A segunda quadra mostra-nos ainda a consciência forte que as aras ou altares dos templos não tinham para ele já suficiente energia vital, intelectual e anímica: não era nelas que o jovem revolucionário e em demanda de conhecimento filosófico, ecuménico e universal conseguia sentir ou intuir a Divindade, que denomina como Clemente, numa filiação etimológica romana, de bondosa, misericordiosa e que singrou no Catolicismo onde ele hauriu as primeiras luzes da adoração e aspiração ao Numinoso, muito sentido por ele também na poesia religiosa de Alexandre Herculano.

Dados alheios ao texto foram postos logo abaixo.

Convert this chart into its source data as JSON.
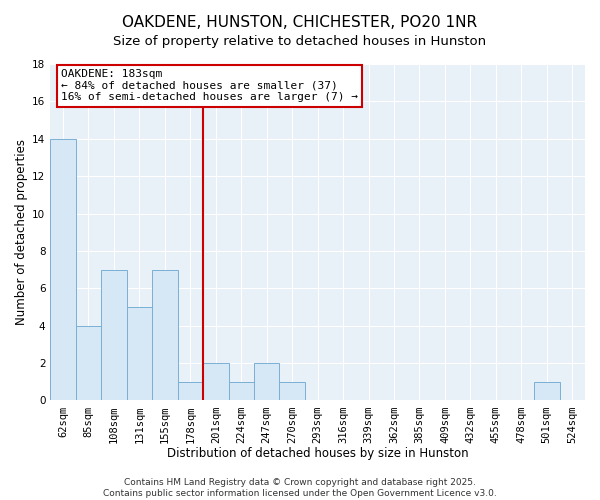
{
  "title": "OAKDENE, HUNSTON, CHICHESTER, PO20 1NR",
  "subtitle": "Size of property relative to detached houses in Hunston",
  "xlabel": "Distribution of detached houses by size in Hunston",
  "ylabel": "Number of detached properties",
  "bar_labels": [
    "62sqm",
    "85sqm",
    "108sqm",
    "131sqm",
    "155sqm",
    "178sqm",
    "201sqm",
    "224sqm",
    "247sqm",
    "270sqm",
    "293sqm",
    "316sqm",
    "339sqm",
    "362sqm",
    "385sqm",
    "409sqm",
    "432sqm",
    "455sqm",
    "478sqm",
    "501sqm",
    "524sqm"
  ],
  "bar_values": [
    14,
    4,
    7,
    5,
    7,
    1,
    2,
    1,
    2,
    1,
    0,
    0,
    0,
    0,
    0,
    0,
    0,
    0,
    0,
    1,
    0
  ],
  "bar_color": "#d6e8f5",
  "bar_edge_color": "#7aafd4",
  "ylim": [
    0,
    18
  ],
  "yticks": [
    0,
    2,
    4,
    6,
    8,
    10,
    12,
    14,
    16,
    18
  ],
  "vline_index": 5,
  "vline_color": "#cc0000",
  "annotation_line1": "OAKDENE: 183sqm",
  "annotation_line2": "← 84% of detached houses are smaller (37)",
  "annotation_line3": "16% of semi-detached houses are larger (7) →",
  "annotation_box_color": "#ffffff",
  "annotation_box_edge": "#cc0000",
  "footer_text": "Contains HM Land Registry data © Crown copyright and database right 2025.\nContains public sector information licensed under the Open Government Licence v3.0.",
  "bg_color": "#ffffff",
  "plot_bg_color": "#e8f0f8",
  "grid_color": "#ffffff",
  "title_fontsize": 11,
  "subtitle_fontsize": 9.5,
  "label_fontsize": 8.5,
  "tick_fontsize": 7.5,
  "annot_fontsize": 8,
  "footer_fontsize": 6.5
}
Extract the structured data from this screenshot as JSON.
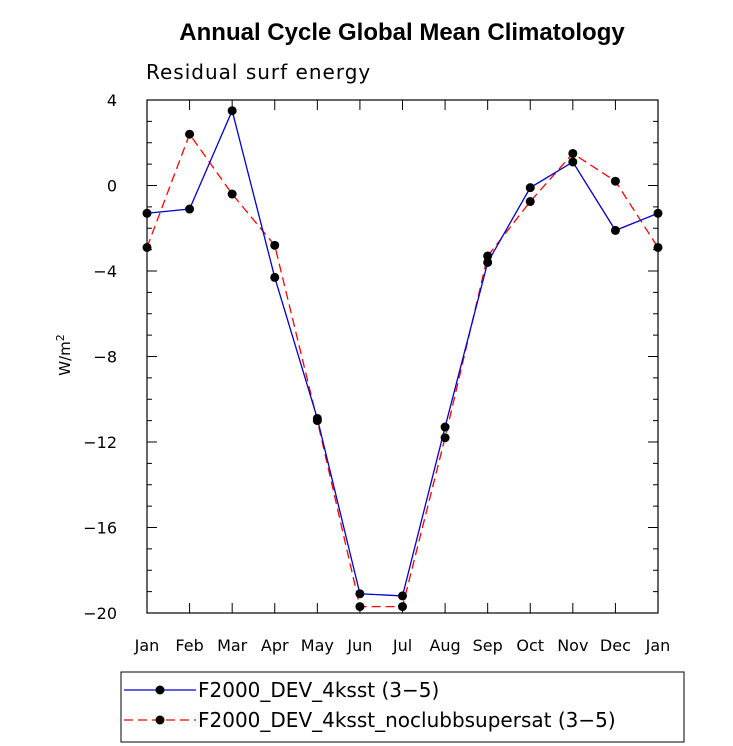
{
  "chart_data": {
    "type": "line",
    "title": "Annual Cycle Global Mean Climatology",
    "subtitle": "Residual surf energy",
    "xlabel": "",
    "ylabel": "W/m",
    "ylabel_superscript": "2",
    "categories": [
      "Jan",
      "Feb",
      "Mar",
      "Apr",
      "May",
      "Jun",
      "Jul",
      "Aug",
      "Sep",
      "Oct",
      "Nov",
      "Dec",
      "Jan"
    ],
    "ylim": [
      -20,
      4
    ],
    "yticks": [
      4,
      0,
      -4,
      -8,
      -12,
      -16,
      -20
    ],
    "ytick_labels": [
      "4",
      "0",
      "−4",
      "−8",
      "−12",
      "−16",
      "−20"
    ],
    "series": [
      {
        "name": "F2000_DEV_4ksst (3−5)",
        "color": "#0000cc",
        "dash": "solid",
        "values": [
          -1.3,
          -1.1,
          3.5,
          -4.3,
          -10.9,
          -19.1,
          -19.2,
          -11.3,
          -3.6,
          -0.1,
          1.1,
          -2.1,
          -1.3
        ]
      },
      {
        "name": "F2000_DEV_4ksst_noclubbsupersat (3−5)",
        "color": "#ff0000",
        "dash": "dashed",
        "values": [
          -2.9,
          2.4,
          -0.4,
          -2.8,
          -11.0,
          -19.7,
          -19.7,
          -11.8,
          -3.3,
          -0.75,
          1.5,
          0.2,
          -2.9
        ]
      }
    ],
    "marker_color": "#000000",
    "legend_position": "bottom"
  }
}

É uma visão divina bastante humana, e cristã, numa mescla da natureza paternal, filial e maternal, e sabendo nós como Antero amou fortemente a sua mãe ao longo da vida e que dedicou à Mãe Divina, à visão Dela, em sonho, um poema cheio de piedade, intitulado À Virgem Santíssima, Cheia de Graça, Mãe de Misericórdia, e que também concluirá a edição completa dos seus sonetos em 1886, no fim da sua extenuante jornada, com o soneto Na Mão de Deus, onde exprime o seu desejo de descansar o seu coração na "mão divina", qual "criança, em lobrega jornada que a mãe leva ao colo agasalhada", podendo-se assim descortinar o valor da face Feminina da Divindade em Antero, e até interrogarmos se Antero teria alguma vez orado a Deus Pai e Mãe e se teria intuído e valorizado a Deusa Mãe, que para a maioria dos cristãos se subsumiu em Maria, e a quem Antero dedicou piedosamente o tal soneto À Virgem Santíssima, Cheia de Graça, Mãe de Misericórdia, que afectiva e conceptualmente complementa excelentemente o soneto Na Mão de Deus, que embora sendo de lavra de 1882 foi escolhido para o fim que coroa a obra, dos Sonetos completos, de 1886.

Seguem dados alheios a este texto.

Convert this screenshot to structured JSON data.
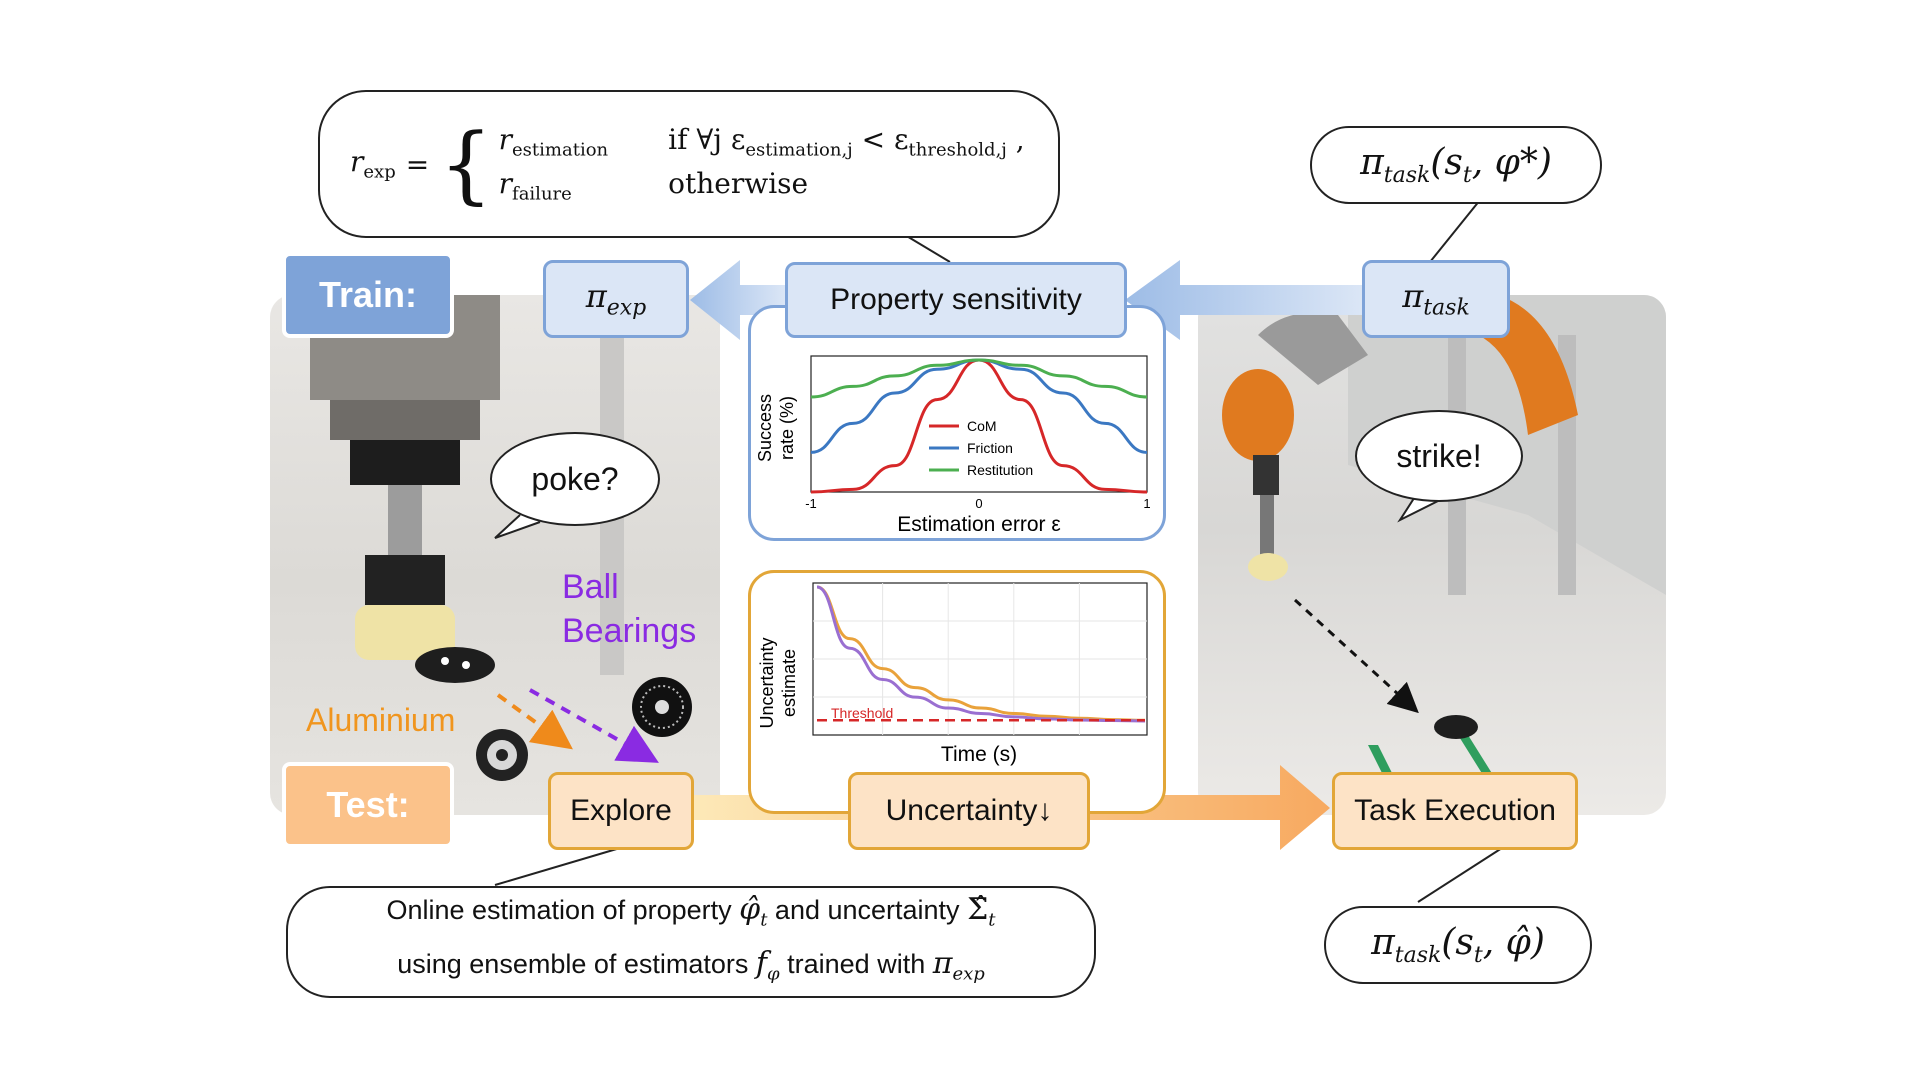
{
  "train_label": "Train:",
  "test_label": "Test:",
  "boxes": {
    "pi_exp": "π",
    "pi_exp_sub": "exp",
    "property_sensitivity": "Property sensitivity",
    "pi_task": "π",
    "pi_task_sub": "task",
    "explore": "Explore",
    "uncertainty": "Uncertainty↓",
    "task_execution": "Task Execution"
  },
  "reward_formula": {
    "lhs": "r",
    "lhs_sub": "exp",
    "case1_r": "r",
    "case1_sub": "estimation",
    "case1_cond": "if ∀j ε",
    "case1_cond_sub1": "estimation,j",
    "case1_cond_mid": " < ε",
    "case1_cond_sub2": "threshold,j",
    "case2_r": "r",
    "case2_sub": "failure",
    "case2_cond": "otherwise"
  },
  "top_right_bubble": "π",
  "top_right_bubble_sub": "task",
  "top_right_bubble_args": "(s",
  "top_right_bubble_args_sub": "t",
  "top_right_bubble_args_end": ", φ*)",
  "bottom_right_bubble": "π",
  "bottom_right_bubble_sub": "task",
  "bottom_right_bubble_args": "(s",
  "bottom_right_bubble_args_sub": "t",
  "bottom_right_bubble_args_end": ", φ̂)",
  "bottom_left_bubble": {
    "line1_a": "Online estimation of property ",
    "line1_phi": "φ̂",
    "line1_phi_sub": "t",
    "line1_b": " and uncertainty ",
    "line1_sigma": "Σ̂",
    "line1_sigma_sub": "t",
    "line2_a": "using ensemble of estimators ",
    "line2_f": "f",
    "line2_f_sub": "φ",
    "line2_b": " trained with ",
    "line2_pi": "π",
    "line2_pi_sub": "exp"
  },
  "speech": {
    "poke": "poke?",
    "strike": "strike!"
  },
  "materials": {
    "aluminium": "Aluminium",
    "ball_bearings_1": "Ball",
    "ball_bearings_2": "Bearings"
  },
  "colors": {
    "blue": "#7ea3d8",
    "orange": "#e9a23b",
    "purple": "#8a2be2",
    "red": "#d62728",
    "green": "#4caf50",
    "line_blue": "#3b78c2"
  },
  "chart_data": [
    {
      "type": "line",
      "title": "",
      "xlabel": "Estimation error ε",
      "ylabel": "Success rate (%)",
      "xlim": [
        -1,
        1
      ],
      "x_ticks": [
        "-1",
        "0",
        "1"
      ],
      "legend_position": "center",
      "series": [
        {
          "name": "CoM",
          "color": "#d62728",
          "x": [
            -1,
            -0.75,
            -0.5,
            -0.25,
            0,
            0.25,
            0.5,
            0.75,
            1
          ],
          "values": [
            0.0,
            0.02,
            0.2,
            0.7,
            1.0,
            0.7,
            0.2,
            0.02,
            0.0
          ]
        },
        {
          "name": "Friction",
          "color": "#3b78c2",
          "x": [
            -1,
            -0.75,
            -0.5,
            -0.25,
            0,
            0.25,
            0.5,
            0.75,
            1
          ],
          "values": [
            0.3,
            0.52,
            0.75,
            0.93,
            1.0,
            0.93,
            0.75,
            0.52,
            0.3
          ]
        },
        {
          "name": "Restitution",
          "color": "#4caf50",
          "x": [
            -1,
            -0.75,
            -0.5,
            -0.25,
            0,
            0.25,
            0.5,
            0.75,
            1
          ],
          "values": [
            0.72,
            0.8,
            0.88,
            0.96,
            1.0,
            0.96,
            0.88,
            0.8,
            0.72
          ]
        }
      ]
    },
    {
      "type": "line",
      "title": "",
      "xlabel": "Time (s)",
      "ylabel": "Uncertainty estimate",
      "grid": true,
      "annotations": [
        "Threshold"
      ],
      "series": [
        {
          "color": "#e9a23b",
          "x": [
            0,
            0.1,
            0.2,
            0.3,
            0.4,
            0.5,
            0.6,
            0.7,
            0.8,
            0.9,
            1
          ],
          "values": [
            1.0,
            0.62,
            0.4,
            0.26,
            0.17,
            0.11,
            0.07,
            0.05,
            0.035,
            0.025,
            0.02
          ]
        },
        {
          "color": "#9a6fd1",
          "x": [
            0,
            0.1,
            0.2,
            0.3,
            0.4,
            0.5,
            0.6,
            0.7,
            0.8,
            0.9,
            1
          ],
          "values": [
            1.0,
            0.55,
            0.32,
            0.19,
            0.11,
            0.07,
            0.045,
            0.03,
            0.022,
            0.018,
            0.015
          ]
        }
      ],
      "threshold": 0.02
    }
  ]
}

O último terceto é também genial pois, numa compreensão de que Deus pode brotar em nós enquanto essência ou destilação das nossas lágrimas, e enquanto imaginação ou idealização das nossas melhores aspirações, pede-Lhe que, já que na Terra, nos templos e religiões não se encontra facilmente, ao menos como uma visão no céu lhe possa aparecer, visão interior pelo olho espiritual ou visão extraordinária ou miraculosa no céu exterior.
Sabemos que Antero de Quental não foi agraciado com tal desvendação divina, embora certamente tenha tido as suas iluminações relativas, sobretudo conceptuais mas também algumas, religiosas, poéticas e afectivas nos seus tempo mais juvenis. Foi assim avançando para a sua amiga Morte, corajosamente mas sem plenitude de despertar espiritual, antes suspirando ou até esperando por descanso para os seus nervos e alma abnegados e desiludidos.